Artist R. B. Silva deserves some kind of fanfare for being the first artist on X-Men Blue to date to draw three consecutive chapters. Better still, he manages four, but the opening chapter is the work of Tony Silas. His figures are pointy and angular, he doesn’t appear to have been told most of the cast are in their mid-teens, and his layouts prioritise poses not clarity. As seen by the sample spread, Silva doesn’t lack for talent or ambition, and every one of his chapters has some jaw-dropping spreads and glorious visual characterisation. Not only does he draw more chapters than almost any other artist on the series, but he’s the top penciller.
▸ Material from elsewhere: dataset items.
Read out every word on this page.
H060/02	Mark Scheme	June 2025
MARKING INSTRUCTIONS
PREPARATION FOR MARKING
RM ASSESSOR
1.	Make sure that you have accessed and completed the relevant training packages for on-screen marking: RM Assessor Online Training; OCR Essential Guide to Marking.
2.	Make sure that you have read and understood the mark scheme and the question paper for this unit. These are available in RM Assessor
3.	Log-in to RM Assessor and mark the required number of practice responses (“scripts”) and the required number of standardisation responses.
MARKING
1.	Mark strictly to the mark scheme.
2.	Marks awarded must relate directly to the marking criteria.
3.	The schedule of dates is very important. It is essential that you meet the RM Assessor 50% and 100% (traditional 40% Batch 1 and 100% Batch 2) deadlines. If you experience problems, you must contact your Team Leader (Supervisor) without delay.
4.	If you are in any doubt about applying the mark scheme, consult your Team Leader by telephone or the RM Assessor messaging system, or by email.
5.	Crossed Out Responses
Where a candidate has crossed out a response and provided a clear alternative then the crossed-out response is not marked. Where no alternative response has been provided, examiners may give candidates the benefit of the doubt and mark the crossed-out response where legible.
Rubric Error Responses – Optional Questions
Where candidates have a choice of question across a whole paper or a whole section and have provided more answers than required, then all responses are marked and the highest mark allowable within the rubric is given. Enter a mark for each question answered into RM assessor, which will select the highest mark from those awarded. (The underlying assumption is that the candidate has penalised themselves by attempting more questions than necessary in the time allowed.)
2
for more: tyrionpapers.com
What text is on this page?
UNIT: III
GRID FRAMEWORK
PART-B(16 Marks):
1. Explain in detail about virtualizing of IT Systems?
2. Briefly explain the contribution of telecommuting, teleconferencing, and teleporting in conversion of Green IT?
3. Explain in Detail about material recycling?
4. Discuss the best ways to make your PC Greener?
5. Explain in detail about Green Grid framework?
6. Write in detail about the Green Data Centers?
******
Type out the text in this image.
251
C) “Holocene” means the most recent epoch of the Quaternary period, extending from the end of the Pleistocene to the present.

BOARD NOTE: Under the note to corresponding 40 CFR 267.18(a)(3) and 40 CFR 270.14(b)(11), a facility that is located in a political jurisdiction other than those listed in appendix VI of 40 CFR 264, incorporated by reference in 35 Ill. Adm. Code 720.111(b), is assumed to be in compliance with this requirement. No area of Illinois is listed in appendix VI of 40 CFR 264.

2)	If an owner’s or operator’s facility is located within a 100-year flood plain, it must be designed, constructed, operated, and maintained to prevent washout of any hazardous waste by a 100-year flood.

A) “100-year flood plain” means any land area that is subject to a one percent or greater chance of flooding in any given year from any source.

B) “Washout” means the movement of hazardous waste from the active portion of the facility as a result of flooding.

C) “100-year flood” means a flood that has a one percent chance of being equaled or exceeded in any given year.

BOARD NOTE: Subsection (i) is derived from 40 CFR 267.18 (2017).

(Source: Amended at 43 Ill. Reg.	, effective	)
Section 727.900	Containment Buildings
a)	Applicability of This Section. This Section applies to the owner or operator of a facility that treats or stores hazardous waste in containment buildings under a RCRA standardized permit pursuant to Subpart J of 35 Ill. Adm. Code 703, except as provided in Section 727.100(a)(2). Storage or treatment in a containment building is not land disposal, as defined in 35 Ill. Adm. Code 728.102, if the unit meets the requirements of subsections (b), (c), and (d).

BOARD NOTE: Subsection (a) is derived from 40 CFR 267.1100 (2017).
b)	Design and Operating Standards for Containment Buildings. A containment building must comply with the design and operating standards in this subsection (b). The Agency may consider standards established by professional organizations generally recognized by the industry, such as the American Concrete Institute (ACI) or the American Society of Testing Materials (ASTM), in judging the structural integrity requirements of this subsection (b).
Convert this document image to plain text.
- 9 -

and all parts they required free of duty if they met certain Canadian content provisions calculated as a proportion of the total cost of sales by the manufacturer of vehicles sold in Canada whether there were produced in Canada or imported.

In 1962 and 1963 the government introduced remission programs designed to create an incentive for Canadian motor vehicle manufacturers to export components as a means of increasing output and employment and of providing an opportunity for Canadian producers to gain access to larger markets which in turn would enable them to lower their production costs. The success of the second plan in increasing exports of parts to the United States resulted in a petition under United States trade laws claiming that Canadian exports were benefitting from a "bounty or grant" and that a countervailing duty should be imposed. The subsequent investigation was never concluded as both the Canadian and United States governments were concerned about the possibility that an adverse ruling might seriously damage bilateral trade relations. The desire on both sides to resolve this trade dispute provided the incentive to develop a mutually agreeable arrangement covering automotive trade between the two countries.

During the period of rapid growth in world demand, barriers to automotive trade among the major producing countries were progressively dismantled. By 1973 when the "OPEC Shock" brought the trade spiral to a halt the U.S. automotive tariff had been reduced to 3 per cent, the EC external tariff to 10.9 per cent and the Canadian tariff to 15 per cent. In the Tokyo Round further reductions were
The good news is that’s back in the following Cry Havok, the bad being that it’s only for a single chapter.

Bunn’s plot concerns a twisting of time. Assorted other mutant teams are encountered, starting with the X-Men of 2099 seen on the sample art, as the X-Men attempt to arrive at the point where they were first removed from the timeline. In every case time has somehow messed up. The gist of Bunn’s plot is neat all the way along to the ending, and while perhaps not making the most of everyone seen along the way, long-time X-Men fans will be happy enough just to see some of those people again. The best interlude features Magneto, not as he is in the present, but as he was when an ideologically motivated villain. When it comes to the end the logic used to send the X-Men back to the future is wooly at best, and possibly a missed opportunity. Lingering a while to present some stories about the time-displaced X-Men briefly back in their own era seemingly didn’t interest Bunn. As an aside, perhaps the term ‘wanker’ has different meaning in American English, but either way it’s strange to see it in a standard Marvel graphic novel.

After a shaky start, X-Men Blue has become a solid superhero title, and anyone captivated by the cast might want to head to Venom and X-Men: Poison-X before Cry Havok.